Africa Oil has secured the operatorship of Kenya’s Block 9 and has entered into the first additional exploration phase under the block’s production sharing contract (PSC), together with co-venturer Lion Energy.

After the withdrawal of its two other joint venture partners, Africa Oil will now hold a 66.7% working interest in the PSC and has been approved by the government as operator of Block 9 while Lion will hold the remaining 33.3%.

As a condition of entering the first additional exploration phase, 25% of the original contract area will be relinquished.

The first additional exploration phase began on 31 December 2010 and will expire on 31 December 2013 with a one well work commitment (minimum depth 1,500m).

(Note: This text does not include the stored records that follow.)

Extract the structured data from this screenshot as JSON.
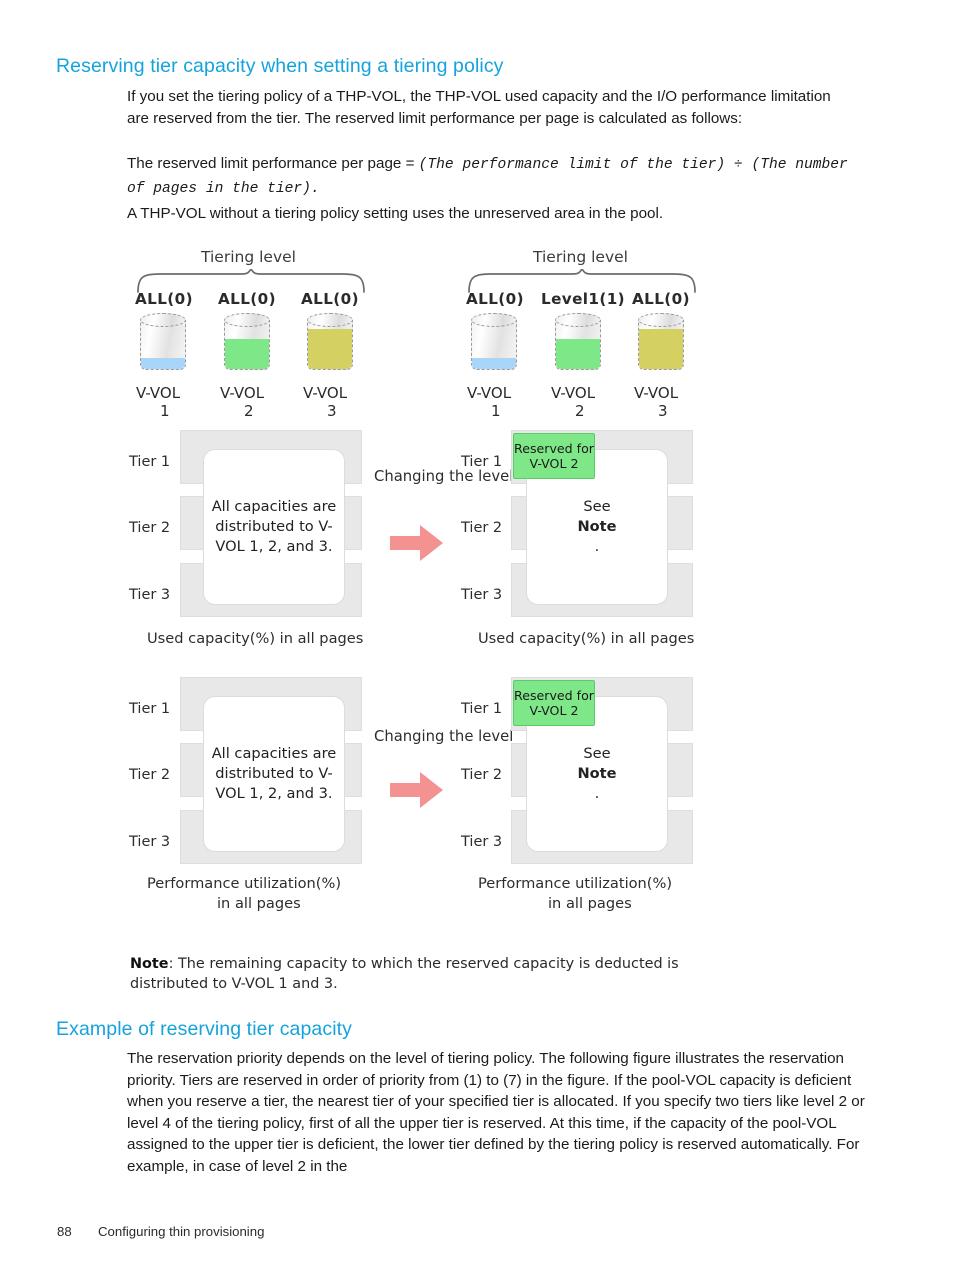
{
  "document": {
    "section1": {
      "heading": "Reserving tier capacity when setting a tiering policy",
      "para1": "If you set the tiering policy of a THP-VOL, the THP-VOL used capacity and the I/O performance limitation are reserved from the tier. The reserved limit performance per page is calculated as follows:",
      "para2_prefix": "The reserved limit performance per page = ",
      "para2_mono": "(The performance limit of the tier) ÷ (The number of pages in the tier).",
      "para3": "A THP-VOL without a tiering policy setting uses the unreserved area in the pool."
    },
    "section2": {
      "heading": "Example of reserving tier capacity",
      "para1": "The reservation priority depends on the level of tiering policy. The following figure illustrates the reservation priority. Tiers are reserved in order of priority from (1) to (7) in the figure. If the pool-VOL capacity is deficient when you reserve a tier, the nearest tier of your specified tier is allocated. If you specify two tiers like level 2 or level 4 of the tiering policy, first of all the upper tier is reserved. At this time, if the capacity of the pool-VOL assigned to the upper tier is deficient, the lower tier defined by the tiering policy is reserved automatically. For example, in case of level 2 in the"
    },
    "footer": {
      "page_number": "88",
      "chapter": "Configuring thin provisioning"
    }
  },
  "figure": {
    "left_group": {
      "brace_label": "Tiering level",
      "volumes": [
        {
          "policy": "ALL(0)",
          "name": "V-VOL",
          "index": "1",
          "fill_color": "#a8d5fa",
          "fill_pct": 22
        },
        {
          "policy": "ALL(0)",
          "name": "V-VOL",
          "index": "2",
          "fill_color": "#7ee787",
          "fill_pct": 62
        },
        {
          "policy": "ALL(0)",
          "name": "V-VOL",
          "index": "3",
          "fill_color": "#d4d162",
          "fill_pct": 82
        }
      ]
    },
    "right_group": {
      "brace_label": "Tiering level",
      "volumes": [
        {
          "policy": "ALL(0)",
          "name": "V-VOL",
          "index": "1",
          "fill_color": "#a8d5fa",
          "fill_pct": 22
        },
        {
          "policy": "Level1(1)",
          "name": "V-VOL",
          "index": "2",
          "fill_color": "#7ee787",
          "fill_pct": 62
        },
        {
          "policy": "ALL(0)",
          "name": "V-VOL",
          "index": "3",
          "fill_color": "#d4d162",
          "fill_pct": 82
        }
      ]
    },
    "tier_labels": {
      "tier1": "Tier 1",
      "tier2": "Tier 2",
      "tier3": "Tier 3"
    },
    "row1": {
      "before_box_text": "All capacities are distributed to V-VOL 1, 2, and 3.",
      "before_caption": "Used capacity(%) in all pages",
      "transition_label": "Changing the level",
      "reserved_label": "Reserved for V-VOL 2",
      "after_box_prefix": "See ",
      "after_box_bold": "Note",
      "after_box_suffix": ".",
      "after_caption": "Used capacity(%) in all pages"
    },
    "row2": {
      "before_box_text": "All capacities are distributed to V-VOL 1, 2, and 3.",
      "before_caption_line1": "Performance utilization(%)",
      "before_caption_line2": "in all pages",
      "transition_label": "Changing the level",
      "reserved_label": "Reserved for V-VOL 2",
      "after_box_prefix": "See ",
      "after_box_bold": "Note",
      "after_box_suffix": ".",
      "after_caption_line1": "Performance utilization(%)",
      "after_caption_line2": "in all pages"
    },
    "note": {
      "label": "Note",
      "text": ": The remaining capacity to which the reserved capacity is deducted is distributed to V-VOL 1 and 3."
    },
    "colors": {
      "heading_blue": "#15a3dd",
      "reserved_green": "#7ee787",
      "arrow_red": "#f49292",
      "tier_gray": "#e8e8e8"
    }
  }
}
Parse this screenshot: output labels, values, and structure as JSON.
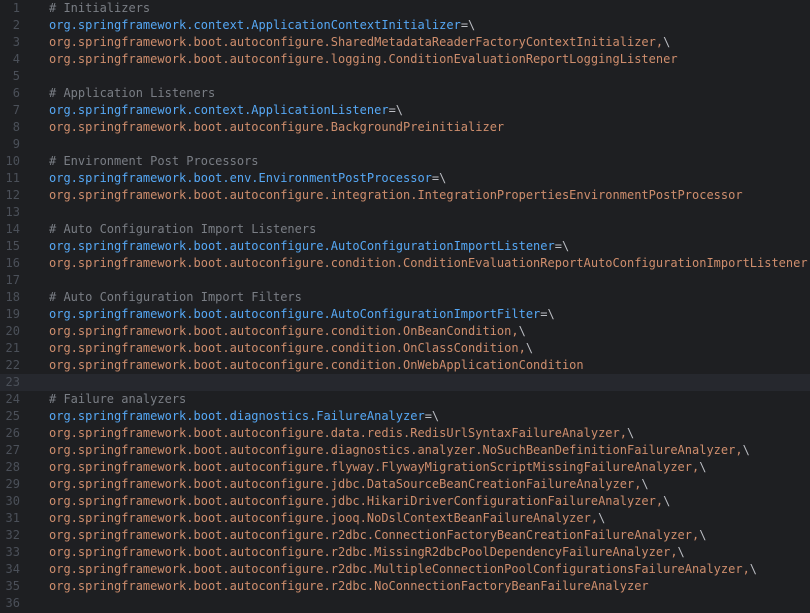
{
  "editor": {
    "current_line": 23,
    "lines": [
      {
        "n": "1",
        "type": "comment",
        "text": "# Initializers"
      },
      {
        "n": "2",
        "type": "key",
        "text": "org.springframework.context.ApplicationContextInitializer",
        "suffix": "=\\"
      },
      {
        "n": "3",
        "type": "value",
        "text": "org.springframework.boot.autoconfigure.SharedMetadataReaderFactoryContextInitializer,",
        "suffix": "\\"
      },
      {
        "n": "4",
        "type": "value",
        "text": "org.springframework.boot.autoconfigure.logging.ConditionEvaluationReportLoggingListener",
        "suffix": ""
      },
      {
        "n": "5",
        "type": "blank",
        "text": ""
      },
      {
        "n": "6",
        "type": "comment",
        "text": "# Application Listeners"
      },
      {
        "n": "7",
        "type": "key",
        "text": "org.springframework.context.ApplicationListener",
        "suffix": "=\\"
      },
      {
        "n": "8",
        "type": "value",
        "text": "org.springframework.boot.autoconfigure.BackgroundPreinitializer",
        "suffix": ""
      },
      {
        "n": "9",
        "type": "blank",
        "text": ""
      },
      {
        "n": "10",
        "type": "comment",
        "text": "# Environment Post Processors"
      },
      {
        "n": "11",
        "type": "key",
        "text": "org.springframework.boot.env.EnvironmentPostProcessor",
        "suffix": "=\\"
      },
      {
        "n": "12",
        "type": "value",
        "text": "org.springframework.boot.autoconfigure.integration.IntegrationPropertiesEnvironmentPostProcessor",
        "suffix": ""
      },
      {
        "n": "13",
        "type": "blank",
        "text": ""
      },
      {
        "n": "14",
        "type": "comment",
        "text": "# Auto Configuration Import Listeners"
      },
      {
        "n": "15",
        "type": "key",
        "text": "org.springframework.boot.autoconfigure.AutoConfigurationImportListener",
        "suffix": "=\\"
      },
      {
        "n": "16",
        "type": "value",
        "text": "org.springframework.boot.autoconfigure.condition.ConditionEvaluationReportAutoConfigurationImportListener",
        "suffix": ""
      },
      {
        "n": "17",
        "type": "blank",
        "text": ""
      },
      {
        "n": "18",
        "type": "comment",
        "text": "# Auto Configuration Import Filters"
      },
      {
        "n": "19",
        "type": "key",
        "text": "org.springframework.boot.autoconfigure.AutoConfigurationImportFilter",
        "suffix": "=\\"
      },
      {
        "n": "20",
        "type": "value",
        "text": "org.springframework.boot.autoconfigure.condition.OnBeanCondition,",
        "suffix": "\\"
      },
      {
        "n": "21",
        "type": "value",
        "text": "org.springframework.boot.autoconfigure.condition.OnClassCondition,",
        "suffix": "\\"
      },
      {
        "n": "22",
        "type": "value",
        "text": "org.springframework.boot.autoconfigure.condition.OnWebApplicationCondition",
        "suffix": ""
      },
      {
        "n": "23",
        "type": "blank",
        "text": ""
      },
      {
        "n": "24",
        "type": "comment",
        "text": "# Failure analyzers"
      },
      {
        "n": "25",
        "type": "key",
        "text": "org.springframework.boot.diagnostics.FailureAnalyzer",
        "suffix": "=\\"
      },
      {
        "n": "26",
        "type": "value",
        "text": "org.springframework.boot.autoconfigure.data.redis.RedisUrlSyntaxFailureAnalyzer,",
        "suffix": "\\"
      },
      {
        "n": "27",
        "type": "value",
        "text": "org.springframework.boot.autoconfigure.diagnostics.analyzer.NoSuchBeanDefinitionFailureAnalyzer,",
        "suffix": "\\"
      },
      {
        "n": "28",
        "type": "value",
        "text": "org.springframework.boot.autoconfigure.flyway.FlywayMigrationScriptMissingFailureAnalyzer,",
        "suffix": "\\"
      },
      {
        "n": "29",
        "type": "value",
        "text": "org.springframework.boot.autoconfigure.jdbc.DataSourceBeanCreationFailureAnalyzer,",
        "suffix": "\\"
      },
      {
        "n": "30",
        "type": "value",
        "text": "org.springframework.boot.autoconfigure.jdbc.HikariDriverConfigurationFailureAnalyzer,",
        "suffix": "\\"
      },
      {
        "n": "31",
        "type": "value",
        "text": "org.springframework.boot.autoconfigure.jooq.NoDslContextBeanFailureAnalyzer,",
        "suffix": "\\"
      },
      {
        "n": "32",
        "type": "value",
        "text": "org.springframework.boot.autoconfigure.r2dbc.ConnectionFactoryBeanCreationFailureAnalyzer,",
        "suffix": "\\"
      },
      {
        "n": "33",
        "type": "value",
        "text": "org.springframework.boot.autoconfigure.r2dbc.MissingR2dbcPoolDependencyFailureAnalyzer,",
        "suffix": "\\"
      },
      {
        "n": "34",
        "type": "value",
        "text": "org.springframework.boot.autoconfigure.r2dbc.MultipleConnectionPoolConfigurationsFailureAnalyzer,",
        "suffix": "\\"
      },
      {
        "n": "35",
        "type": "value",
        "text": "org.springframework.boot.autoconfigure.r2dbc.NoConnectionFactoryBeanFailureAnalyzer",
        "suffix": ""
      },
      {
        "n": "36",
        "type": "blank",
        "text": ""
      }
    ]
  },
  "colors": {
    "background": "#1e1f22",
    "current_line": "#26282e",
    "line_number": "#4b5059",
    "comment": "#7a7e85",
    "key": "#56a8f5",
    "value": "#cf8e6d",
    "punctuation": "#bcbec4"
  }
}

During the previous exploration period, the joint venture partners drilled one well to a depth of 5,085m and discovered a potentially large gas accumulation.

Gas shows and petrophysical analysis of wireline logs indicated multiple gas pay zones totaling approximately 91 meters in Lower Cretaceous sandstones.

Preliminary testing on two of these potential gas pay zones was undertaken, with only minimal flow of gas from each zone.

Analysis of the test results indicates that neither test was in communication with the extensive fracture network proven by the abundant fluid losses during drilling and the Formation Micro Imaging (FMI) log.

The well was plugged and an additional testing program, which may include fracture and acid stimulation, is being considered to assess the production potential of these reservoirs.